(Bloomberg) -- Fund managers with a Chartered Financial Analyst qualification are less likely to perform well over long time periods than those who haven’t taken the famously tough exams, according to a study. 

Researchers looked at the careers of more than 6,000 managers and found that persistent performance was more likely in portfolio managers without a CFA charter, and experience in the market was more closely aligned with a manager’s skill. 

“Some of the more experienced guys probably don’t have the CFA designation because they’re older,” Andrew Clare, a professor at Bayes Business School, City University of London, said in an interview. “So you could imagine that CFA designation is kind of a proxy for, not inexperienced, but less experienced managers.”

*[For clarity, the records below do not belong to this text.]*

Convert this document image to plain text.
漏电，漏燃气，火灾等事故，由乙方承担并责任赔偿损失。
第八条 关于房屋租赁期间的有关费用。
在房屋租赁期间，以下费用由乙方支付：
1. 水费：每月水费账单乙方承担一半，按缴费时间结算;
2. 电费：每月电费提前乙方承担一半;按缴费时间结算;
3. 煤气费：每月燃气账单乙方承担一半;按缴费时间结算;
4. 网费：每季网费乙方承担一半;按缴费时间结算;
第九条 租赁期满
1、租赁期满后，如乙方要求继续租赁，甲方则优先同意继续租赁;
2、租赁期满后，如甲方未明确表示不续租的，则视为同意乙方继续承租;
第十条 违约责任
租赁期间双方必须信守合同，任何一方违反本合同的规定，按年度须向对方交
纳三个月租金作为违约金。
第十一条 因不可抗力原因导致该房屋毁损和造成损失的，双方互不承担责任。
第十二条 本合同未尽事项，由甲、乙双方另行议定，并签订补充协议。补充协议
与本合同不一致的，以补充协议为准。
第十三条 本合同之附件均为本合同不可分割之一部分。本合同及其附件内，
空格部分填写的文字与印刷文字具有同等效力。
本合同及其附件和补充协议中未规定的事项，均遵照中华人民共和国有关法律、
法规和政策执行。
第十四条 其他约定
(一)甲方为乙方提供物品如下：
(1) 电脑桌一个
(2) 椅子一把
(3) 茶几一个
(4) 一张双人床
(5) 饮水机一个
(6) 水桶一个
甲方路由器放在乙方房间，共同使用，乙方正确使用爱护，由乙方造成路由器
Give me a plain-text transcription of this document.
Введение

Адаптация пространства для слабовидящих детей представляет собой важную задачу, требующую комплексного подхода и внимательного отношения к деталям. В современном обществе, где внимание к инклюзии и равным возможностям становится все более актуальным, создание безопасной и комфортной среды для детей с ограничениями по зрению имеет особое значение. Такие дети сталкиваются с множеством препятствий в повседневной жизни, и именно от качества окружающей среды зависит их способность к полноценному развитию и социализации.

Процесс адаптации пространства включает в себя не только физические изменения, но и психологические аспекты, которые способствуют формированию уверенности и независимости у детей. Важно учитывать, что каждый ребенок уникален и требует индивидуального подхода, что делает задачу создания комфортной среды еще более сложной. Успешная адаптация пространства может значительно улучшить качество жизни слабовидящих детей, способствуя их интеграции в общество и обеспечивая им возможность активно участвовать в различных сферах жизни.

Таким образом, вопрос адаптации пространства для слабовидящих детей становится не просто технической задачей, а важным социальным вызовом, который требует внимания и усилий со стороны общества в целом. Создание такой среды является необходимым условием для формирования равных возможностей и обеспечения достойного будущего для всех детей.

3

Researchers from Bayes and Cork University Business School examined 6,291 U.S. equity mutual fund managers’ careers, tracking their performance across various funds and companies as well as examining factors such as gender, qualifications and whether the manager was invested in the fund. Previous similar studies have looked mostly at managers’ performance while working for particular funds. 

While the CFA charter wasn’t linked to long-term success, the study did find more persistence among managers who came from universities with higher entry requirements and studied more technical degrees like math and physics.

The CFA is one of the most hard-won qualifications in finance, with pass rates for the first level dipping as low as 22% for July last year. Passing all three CFA exams can lead to higher salaries and better job opportunities. Candidates on average study 300 hours for each level and take four years to complete the series.